For Aussie Rules player Matthews is one of three Australian fighters on Sunday's card with a football background, joining former rugby league players Tai Tuivasa and Alex Volkanovski. Originally slated to headline UFC 221, Robert Whittaker, too, grew up playing rugby league.

Tuivasa will tell you that his former pursuit, rugby league, has "gone soft" and that he'd probably spend most of his time on the sidelines with suspension or cooling his heels in the sin-bin.

Vokanovski, speaking with ESPN ahead of his fight with Canadian Jeremy Kennedy in Perth, said that he realised MMA was his "calling" after carting the football into defences as a front-row forward for much of his life. For him, and Matthews, MMA was initially a way of maintaining fitness during the offseason. And then, with one proper taste of combat inside the Octagon, they were hooked.

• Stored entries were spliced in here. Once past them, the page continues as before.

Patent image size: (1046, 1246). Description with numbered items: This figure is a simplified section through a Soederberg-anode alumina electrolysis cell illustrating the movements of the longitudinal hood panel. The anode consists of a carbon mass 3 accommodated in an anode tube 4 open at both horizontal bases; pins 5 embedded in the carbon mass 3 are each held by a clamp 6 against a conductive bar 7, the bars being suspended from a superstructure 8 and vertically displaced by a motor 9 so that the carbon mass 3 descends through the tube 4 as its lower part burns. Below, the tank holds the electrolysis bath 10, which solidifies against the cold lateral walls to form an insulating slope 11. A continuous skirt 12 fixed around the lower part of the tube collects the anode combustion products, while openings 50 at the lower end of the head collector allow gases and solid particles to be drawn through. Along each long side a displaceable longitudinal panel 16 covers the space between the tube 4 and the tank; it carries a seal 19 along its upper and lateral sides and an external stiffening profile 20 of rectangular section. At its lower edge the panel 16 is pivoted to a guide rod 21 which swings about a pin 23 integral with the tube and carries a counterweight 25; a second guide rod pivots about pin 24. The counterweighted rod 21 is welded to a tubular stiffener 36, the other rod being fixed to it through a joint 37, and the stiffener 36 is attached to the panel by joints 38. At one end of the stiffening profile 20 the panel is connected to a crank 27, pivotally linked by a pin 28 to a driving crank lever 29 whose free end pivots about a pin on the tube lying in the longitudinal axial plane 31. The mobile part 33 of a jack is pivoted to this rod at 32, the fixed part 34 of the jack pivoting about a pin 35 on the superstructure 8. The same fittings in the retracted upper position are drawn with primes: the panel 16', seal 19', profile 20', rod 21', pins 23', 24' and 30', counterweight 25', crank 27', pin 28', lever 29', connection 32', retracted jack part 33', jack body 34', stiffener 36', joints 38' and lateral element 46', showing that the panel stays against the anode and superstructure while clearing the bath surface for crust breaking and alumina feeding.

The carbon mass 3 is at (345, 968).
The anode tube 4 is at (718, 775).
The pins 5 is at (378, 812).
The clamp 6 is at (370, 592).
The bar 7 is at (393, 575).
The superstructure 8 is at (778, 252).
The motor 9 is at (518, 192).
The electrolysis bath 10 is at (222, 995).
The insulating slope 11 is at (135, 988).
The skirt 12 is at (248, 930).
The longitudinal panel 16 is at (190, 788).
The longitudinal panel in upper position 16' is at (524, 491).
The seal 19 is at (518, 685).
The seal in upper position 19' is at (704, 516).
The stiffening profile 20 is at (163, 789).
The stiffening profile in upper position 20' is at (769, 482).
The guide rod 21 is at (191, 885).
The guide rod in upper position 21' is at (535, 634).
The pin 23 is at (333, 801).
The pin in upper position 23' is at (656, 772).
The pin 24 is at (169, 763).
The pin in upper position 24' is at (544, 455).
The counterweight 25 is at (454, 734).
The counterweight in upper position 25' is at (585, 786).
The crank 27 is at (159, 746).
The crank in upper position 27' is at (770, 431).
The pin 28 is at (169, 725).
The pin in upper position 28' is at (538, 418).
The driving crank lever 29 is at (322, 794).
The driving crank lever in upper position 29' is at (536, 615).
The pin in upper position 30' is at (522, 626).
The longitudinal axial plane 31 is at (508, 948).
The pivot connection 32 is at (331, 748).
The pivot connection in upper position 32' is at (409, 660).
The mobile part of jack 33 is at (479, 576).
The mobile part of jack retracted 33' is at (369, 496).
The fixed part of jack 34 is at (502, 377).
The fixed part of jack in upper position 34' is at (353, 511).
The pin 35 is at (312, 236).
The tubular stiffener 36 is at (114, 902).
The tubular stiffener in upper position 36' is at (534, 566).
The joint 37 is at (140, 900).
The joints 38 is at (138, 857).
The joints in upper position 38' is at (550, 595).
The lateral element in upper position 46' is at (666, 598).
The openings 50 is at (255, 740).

"While I was training for the first five months [in MMA] I still was playing AFL, I was still set on that," Matthews tells ESPN. "Then my coach asked me did I want to fight, so I had my first amateur fight and I ended up winning it by a head-kick knockout.

"I think the way I won the fight and how the fight went; I think probably if I'd lost it I wouldn't have taken it [MMA] up. And as soon as that fight was over I looked at dad and said I'm going to stop playing footy, I want to fight."

Given the changing landscape of both rugby league and Australian Rules, and their respective governing bodies' desire for player welfare and protection within their rules, the trend of Australian athletes crossing over to MMA for "something else" is unlikely to cease. In fact, it could go in the complete opposite direction and increase at a rapid rate.

The rawness of MMA, its primal nature, was once also at the heart of both rugby league and Australian Rules. Many will tell you that isn't the case today.

And should athletes try their hand at MMA and discover that hand-to-hand combat, wrestling and everything else that comes with the Octagon isn't for them, then there's no reason why they can't revert to something that involves a ball.

"If I see the games on TV or I go to a game live, I do miss it a little bit," Matthews says. "But maybe later on I'll go and play seniors or something, one day when I'm done fighting."